Fig. 2: Extract from the official query set released.
5.1 Baselines for Sub-Task 1
A total of 12 standard baselines were generated using:
– Indri v5.9 with default parameters for models LMDirichlet, OKAPI, and
TFIDF.
– Terrier v4.0 with default parameters for model BM25, DirichletLM and
TFIDF.
For both systems, we created the runs using and not using the default pseudo-
relevance feedback (PRF) of each toolkit. When using PRF, we added to the
original query the top 10 terms of the top 3 documents. All these baseline runs
were created using the Terrier and Indri instances made available to participants
in the Azure platform.
Additionally, we created a set of baseline runs that take into account the
reliability and understandability of information.

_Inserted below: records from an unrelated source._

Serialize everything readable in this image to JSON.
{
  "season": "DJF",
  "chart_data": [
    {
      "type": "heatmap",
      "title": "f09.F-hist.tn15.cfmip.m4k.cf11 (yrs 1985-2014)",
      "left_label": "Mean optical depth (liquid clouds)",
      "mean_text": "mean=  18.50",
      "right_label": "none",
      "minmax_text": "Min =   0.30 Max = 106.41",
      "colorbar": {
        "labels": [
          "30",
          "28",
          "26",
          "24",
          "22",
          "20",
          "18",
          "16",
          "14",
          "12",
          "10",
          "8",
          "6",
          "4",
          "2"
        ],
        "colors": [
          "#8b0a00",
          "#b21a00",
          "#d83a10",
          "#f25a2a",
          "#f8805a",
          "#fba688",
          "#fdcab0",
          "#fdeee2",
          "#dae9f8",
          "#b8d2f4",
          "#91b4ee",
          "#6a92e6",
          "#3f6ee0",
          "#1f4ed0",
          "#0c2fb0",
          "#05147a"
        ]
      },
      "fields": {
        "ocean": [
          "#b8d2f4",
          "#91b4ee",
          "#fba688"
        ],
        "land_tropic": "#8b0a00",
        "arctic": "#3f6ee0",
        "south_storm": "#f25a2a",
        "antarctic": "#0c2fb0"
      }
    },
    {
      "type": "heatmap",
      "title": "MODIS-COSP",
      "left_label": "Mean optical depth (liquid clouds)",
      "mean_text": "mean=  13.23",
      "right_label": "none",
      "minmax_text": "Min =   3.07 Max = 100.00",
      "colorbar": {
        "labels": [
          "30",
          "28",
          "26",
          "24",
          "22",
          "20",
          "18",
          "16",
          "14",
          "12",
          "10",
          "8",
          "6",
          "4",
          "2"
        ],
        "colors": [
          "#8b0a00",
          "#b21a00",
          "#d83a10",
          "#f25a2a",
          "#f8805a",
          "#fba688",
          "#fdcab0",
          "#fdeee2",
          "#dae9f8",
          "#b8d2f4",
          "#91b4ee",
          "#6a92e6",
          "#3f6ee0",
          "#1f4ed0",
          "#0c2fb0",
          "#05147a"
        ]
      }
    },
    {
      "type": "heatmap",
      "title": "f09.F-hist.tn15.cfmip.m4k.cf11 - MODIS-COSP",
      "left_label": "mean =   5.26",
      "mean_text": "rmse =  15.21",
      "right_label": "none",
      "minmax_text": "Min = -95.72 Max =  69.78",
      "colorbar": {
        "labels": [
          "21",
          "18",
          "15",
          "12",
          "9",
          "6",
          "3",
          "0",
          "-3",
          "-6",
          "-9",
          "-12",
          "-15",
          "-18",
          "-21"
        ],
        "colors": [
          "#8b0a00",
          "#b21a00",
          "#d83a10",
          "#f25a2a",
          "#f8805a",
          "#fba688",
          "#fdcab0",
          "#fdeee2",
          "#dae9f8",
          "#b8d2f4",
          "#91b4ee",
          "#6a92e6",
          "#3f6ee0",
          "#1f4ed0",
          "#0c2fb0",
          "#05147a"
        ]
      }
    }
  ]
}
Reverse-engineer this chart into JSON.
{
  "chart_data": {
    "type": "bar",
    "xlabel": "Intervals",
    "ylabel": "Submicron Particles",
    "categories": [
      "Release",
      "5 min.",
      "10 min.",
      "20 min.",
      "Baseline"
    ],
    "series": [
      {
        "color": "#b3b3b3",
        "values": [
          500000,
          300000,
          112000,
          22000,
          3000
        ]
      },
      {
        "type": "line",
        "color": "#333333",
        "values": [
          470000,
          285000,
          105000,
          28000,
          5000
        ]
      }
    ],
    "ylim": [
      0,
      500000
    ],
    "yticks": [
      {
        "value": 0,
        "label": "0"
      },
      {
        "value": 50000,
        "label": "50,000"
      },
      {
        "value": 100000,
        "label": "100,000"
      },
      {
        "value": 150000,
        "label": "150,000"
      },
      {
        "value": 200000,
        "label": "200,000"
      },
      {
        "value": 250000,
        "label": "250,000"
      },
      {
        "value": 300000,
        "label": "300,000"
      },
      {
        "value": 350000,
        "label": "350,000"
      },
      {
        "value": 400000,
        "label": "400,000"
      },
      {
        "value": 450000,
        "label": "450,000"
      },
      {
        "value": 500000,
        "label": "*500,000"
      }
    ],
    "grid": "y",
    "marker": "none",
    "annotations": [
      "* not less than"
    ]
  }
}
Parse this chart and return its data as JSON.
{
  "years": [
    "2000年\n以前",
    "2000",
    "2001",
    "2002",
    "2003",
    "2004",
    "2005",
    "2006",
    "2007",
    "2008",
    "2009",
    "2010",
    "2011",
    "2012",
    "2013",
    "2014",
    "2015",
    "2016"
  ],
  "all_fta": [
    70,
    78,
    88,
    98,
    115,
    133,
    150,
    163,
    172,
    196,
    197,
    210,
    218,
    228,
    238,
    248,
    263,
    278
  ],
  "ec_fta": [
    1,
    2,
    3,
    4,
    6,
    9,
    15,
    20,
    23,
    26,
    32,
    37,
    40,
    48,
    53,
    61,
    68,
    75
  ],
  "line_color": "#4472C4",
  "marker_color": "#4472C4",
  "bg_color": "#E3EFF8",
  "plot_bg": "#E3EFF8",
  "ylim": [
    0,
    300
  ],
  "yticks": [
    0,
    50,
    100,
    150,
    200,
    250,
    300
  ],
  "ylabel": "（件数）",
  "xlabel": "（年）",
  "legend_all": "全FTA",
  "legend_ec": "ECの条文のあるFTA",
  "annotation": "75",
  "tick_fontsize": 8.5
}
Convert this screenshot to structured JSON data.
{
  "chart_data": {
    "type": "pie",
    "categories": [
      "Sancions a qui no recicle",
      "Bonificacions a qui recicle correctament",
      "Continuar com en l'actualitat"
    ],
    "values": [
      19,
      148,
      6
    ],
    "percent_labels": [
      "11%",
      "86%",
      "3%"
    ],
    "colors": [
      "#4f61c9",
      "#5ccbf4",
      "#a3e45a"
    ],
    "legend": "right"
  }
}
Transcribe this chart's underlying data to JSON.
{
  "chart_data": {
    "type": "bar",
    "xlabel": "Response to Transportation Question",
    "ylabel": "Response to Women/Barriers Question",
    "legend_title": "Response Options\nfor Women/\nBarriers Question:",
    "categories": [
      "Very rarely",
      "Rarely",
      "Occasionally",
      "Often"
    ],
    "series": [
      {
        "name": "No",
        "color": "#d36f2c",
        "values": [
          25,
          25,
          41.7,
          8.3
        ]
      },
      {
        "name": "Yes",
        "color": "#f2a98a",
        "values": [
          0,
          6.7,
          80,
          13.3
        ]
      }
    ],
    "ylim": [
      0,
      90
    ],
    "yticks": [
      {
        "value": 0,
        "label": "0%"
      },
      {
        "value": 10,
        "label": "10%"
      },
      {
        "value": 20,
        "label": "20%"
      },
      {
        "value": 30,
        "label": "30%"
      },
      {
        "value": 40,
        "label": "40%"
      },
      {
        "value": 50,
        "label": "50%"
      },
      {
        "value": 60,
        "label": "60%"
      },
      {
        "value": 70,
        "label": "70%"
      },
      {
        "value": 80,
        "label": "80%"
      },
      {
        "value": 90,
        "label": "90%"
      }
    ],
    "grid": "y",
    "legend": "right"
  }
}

Five reliability baselines were created based on the Spam rankings distributed
with ClueWeb1213 [6]. For a given run, we removed all documents that had a
spam score smaller than a given threshold th. We used the BM25 baseline run
of Terrier, and 5 di↵erent values for th (50, 60, 70, 80 and 90).
Two understandability baselines were created using readability formulae. We
created runs based on CLI (Coleman-Liau Index) and GFI (Gunning Fox Index)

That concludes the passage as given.